1739-11-28, de Voltaire [François Marie Arouet] à Jean Charlotte de Viart d'Attigneville, comtesse de La Neuville.

Me voilà encore, madame, très près et très éloigné de vous; et ma destinée sera toujours avec vous de former des souhaits malheureux.
Nous arrivons à Cirey, quand vous êtes à Clairvaux, et nous allons en partir, quand vous revenez à la Neuville. Je crois bien que mme de Chastelet pourra bien reconduire mme de Richelieu jusqu'à Chaumont. Mais, pour moi, il me semble que tous les endroits où nous allons devraient être la Neuville. Il faut absolument que j'aie l'honneur de vous faire ma cour avant que je quitte la Champagne. Les bontés que m. de la Neuville et vous, et toute votre famille, avez eues pour moi si longtemps, me seront toujours présentes. Je n'ai pas un cœur fait pour les oublier. J'ai appris avec la joie la plus vive que m. de la Neuville jouit toujours d'une santé égale, que vos enfants donnent déjà des espérances, qu'ils seront dignes des soins de la plus aimable des mères.

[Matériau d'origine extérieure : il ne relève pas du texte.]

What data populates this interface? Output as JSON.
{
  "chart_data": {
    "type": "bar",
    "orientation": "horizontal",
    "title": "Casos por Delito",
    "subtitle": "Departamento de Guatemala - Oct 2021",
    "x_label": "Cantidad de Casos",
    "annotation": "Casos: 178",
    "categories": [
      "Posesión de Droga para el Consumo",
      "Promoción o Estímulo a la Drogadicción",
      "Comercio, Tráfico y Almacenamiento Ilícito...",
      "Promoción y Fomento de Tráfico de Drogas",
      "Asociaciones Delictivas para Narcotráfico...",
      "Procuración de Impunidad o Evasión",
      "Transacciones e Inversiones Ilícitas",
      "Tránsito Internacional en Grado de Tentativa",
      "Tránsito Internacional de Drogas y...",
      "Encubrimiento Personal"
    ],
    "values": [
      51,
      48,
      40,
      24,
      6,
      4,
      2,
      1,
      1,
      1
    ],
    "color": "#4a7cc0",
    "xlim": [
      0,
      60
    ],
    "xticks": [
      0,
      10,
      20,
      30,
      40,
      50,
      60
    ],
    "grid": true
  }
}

Où est le temps, madame, où je venais en trois quarts d'heure sur l'Hirondelle, jouer aux échecs et faire des balourdises au piquet, où je passais dans votre château des temps si longs et qui me paraissaient si courts. Tout cela ne servira-t-il qu'à me condamner aux regrets. La Neuville était mon pays et Bruxelles sera mon exil. Ma seule consolation y sera de recevoir vos ordres. Comptez, madame, que vous aurez toujours en moi le serviteur le plus tendre comme le plus respectueux. Permettez que j'assure des mêmes sentiments m. de la Neuville, messieurs vos frères, mlle et mm. de Brabant, tous ceux qui ont le bonheur de vivre avec vous, partagent mes sentiments et font mon envie. Je suis madame, etc.